This little utility scans a given topic and creates a map of MD5 checksums to detect the amount of duplicates present. It can optionally take in --max-messages or --start-time and --end-time to cut down on the memory usage. The implementation depends on in-memory data structures and will likely not work on really large topics. For those, you may have to read the data into a big search engine like Elasticsearch to do aggregations.
> mvn clean install -DskipTests=true
Usage: kafka-duplicate-detector [-hV] [-b=<bootstrapServers>]
[-c=<commandConfigFile>]
[-et=<approximateEndTime>] [-m=<maxMessages>]
[-st=<approximateStartTime>] -t=<topic>
A simply utility to detect duplicates in a topic
-b, --bootstrap-server=<bootstrapServers>
List of Kafka Bootstrap servers
Default: localhost:9092
-c, --command-config=<commandConfigFile>
Config file containing properties like security
credentials, etc
Default:
-et, --end-time=<approximateEndTime>
Approximate end time (yyyy-MM-ddTHH:mm:ssZ)
Default: null
-h, --help Show this help message and exit.
-m, --max-messages=<maxMessages>
Maximum number of messages to scan
Default: -1
-st, --start-time=<approximateStartTime>
Approximate start time (yyyy-MM-ddTHH:mm:ssZ)
Default: null
-t, --topic=<topic> Topic name to scan
Default:
-V, --version Print version information and exit.
./bin/kafka-dupe-detect -b localhost:9092 -t testTopic -c
If you have no security on your cluster you can just run it with the bootstrap server and topic.
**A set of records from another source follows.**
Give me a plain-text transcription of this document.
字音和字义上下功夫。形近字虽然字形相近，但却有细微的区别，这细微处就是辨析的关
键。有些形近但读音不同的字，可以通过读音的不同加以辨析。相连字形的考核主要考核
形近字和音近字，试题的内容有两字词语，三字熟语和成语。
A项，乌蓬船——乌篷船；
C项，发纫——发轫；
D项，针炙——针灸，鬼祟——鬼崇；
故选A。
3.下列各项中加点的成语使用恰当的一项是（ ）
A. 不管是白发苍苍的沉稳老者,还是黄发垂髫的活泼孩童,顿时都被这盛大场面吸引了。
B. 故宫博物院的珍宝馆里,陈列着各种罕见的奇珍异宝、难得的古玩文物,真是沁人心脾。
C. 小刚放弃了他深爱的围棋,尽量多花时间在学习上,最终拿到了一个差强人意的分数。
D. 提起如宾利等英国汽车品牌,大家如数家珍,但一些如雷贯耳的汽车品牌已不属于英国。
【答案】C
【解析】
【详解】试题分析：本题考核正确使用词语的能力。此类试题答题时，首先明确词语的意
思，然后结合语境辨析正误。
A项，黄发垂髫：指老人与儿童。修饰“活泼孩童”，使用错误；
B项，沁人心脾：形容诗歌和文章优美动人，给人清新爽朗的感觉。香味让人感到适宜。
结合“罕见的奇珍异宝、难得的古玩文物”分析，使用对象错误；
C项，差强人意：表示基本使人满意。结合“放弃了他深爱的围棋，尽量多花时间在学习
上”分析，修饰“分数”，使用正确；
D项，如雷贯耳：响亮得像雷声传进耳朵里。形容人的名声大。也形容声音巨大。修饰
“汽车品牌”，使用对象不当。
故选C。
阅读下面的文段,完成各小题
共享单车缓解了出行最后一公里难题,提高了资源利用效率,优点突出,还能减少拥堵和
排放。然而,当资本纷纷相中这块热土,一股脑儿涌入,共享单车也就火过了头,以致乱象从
If it is a secure cluster, create a client.properties file like the example below and modify the properties based on your security mechanisms (this will support mTLS too if you provide all the ssl.* properties):
security.protocol=SASL_PLAINTEXT
sasl.mechanism=PLAIN
bootstrap.servers=kafka1:9091
sasl.jaas.config=org.apache.kafka.common.security.plain.PlainLoginModule required \
username="admin" \
password="admin-secret";
This tool computes everything in memory so it may run out of memory if the data is too much to scan and keep in memory. In the future we may update this to calculate by using a local database.